UNHCR #do1thing: Sexuality & Refugee Status

UNHCRThe definition of refugee includes those who are members of a particular social group. Section 1 of the Refugee Act 1996 defines this ground as including (amongst others) those persecuted for reasons of their sexual orientation. In a recent United Kingdom Supreme Court decision, HJ (Iran) and HT (Cameroon) v Secretary of State for the Home Department the question that arose was whether a person had to be ‘discrete’ in relation to their sexuality so as to avoid persecution by the state. The High Court and Court of Appeal for England and Wales response to this question was ‘yes’. The UK Supreme Court, however, rejected this approach. Lord Roger (at para. 76) inverted the question posed in this case, questioning whether:

a straight man or woman could find it reasonably tolerable to conceal his or her sexual identity indefinitely to avoid suffering persecution.

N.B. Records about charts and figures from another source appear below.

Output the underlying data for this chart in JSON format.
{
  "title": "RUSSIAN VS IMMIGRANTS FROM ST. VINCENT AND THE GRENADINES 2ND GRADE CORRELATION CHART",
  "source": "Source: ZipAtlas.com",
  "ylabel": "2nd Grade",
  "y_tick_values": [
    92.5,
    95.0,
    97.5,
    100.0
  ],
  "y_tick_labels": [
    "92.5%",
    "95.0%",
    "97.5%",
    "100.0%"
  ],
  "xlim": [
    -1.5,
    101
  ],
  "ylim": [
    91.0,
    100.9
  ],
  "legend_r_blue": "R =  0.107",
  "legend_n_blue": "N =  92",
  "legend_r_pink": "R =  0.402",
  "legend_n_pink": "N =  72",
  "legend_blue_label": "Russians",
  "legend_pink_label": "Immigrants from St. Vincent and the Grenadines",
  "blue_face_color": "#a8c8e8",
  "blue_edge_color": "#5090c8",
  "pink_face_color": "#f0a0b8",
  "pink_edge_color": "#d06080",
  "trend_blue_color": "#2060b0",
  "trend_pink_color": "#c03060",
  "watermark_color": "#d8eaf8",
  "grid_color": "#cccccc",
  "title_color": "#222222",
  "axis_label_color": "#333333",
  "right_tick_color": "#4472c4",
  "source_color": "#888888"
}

Fiona de Londras noted in a previous post, how Irish decision makers were finding against the credibility of refugee applicants for not knowing or being involved in the gay rights movement or arguing that they could be ‘discrete’ if returned to their countries of origin. This is a wholly incorrect approach to follow. It debases human dignity to an extent that is intolerable. The approach of the UK Supreme Court is more in line with the object and purpose of the Refugee Convention and ensuring that as a living instrument it continues to have relevance to forms of persecution against emerging social groups. In deciding whether an asylum seeker, who bases his/her claim on sexual orientation, the test set down by Lord Roger as to how this claim should be assessed is useful (at para. 82 of his judgment):

  1. The tribunal must first ask itself whether it was satisfied that an applicant is, or would be treated as gay by potential persecutors in his home country. If so,
  2. the tribunal then has to ask itself whether it was satisfied that gay people who lived openly would be liable to persecution. If so,
  3. the tribunal should consider what the individual applicant would do if returned to that country. If the asylum seeker would live openly and thereby be exposed to a real risk of persecution, then s/he had a well-founded fear of persecution, even if the risk could be avoided by living “discreetly”. If, on the other hand, the tribunal concluded that the applicant would in fact live discreetly and so avoid persecution, it had to go on to ask itself why s/he would do so.
  4. If it concluded that the applicant would choose to live discreetly simply because that was how he wished to live, or because of social pressures, such as not wanting to distress his parents or embarrass his friends, his/her application should be rejected. Social pressures of that kind did not amount to persecution and the Refugee Convention did not offer protection against them.
  5. If, on the other hand, the tribunal concluded that a material reason for the applicant living discreetly would be a fear of the persecution which would follow if s/he were to live openly, then, other things being equal, the application should succeed.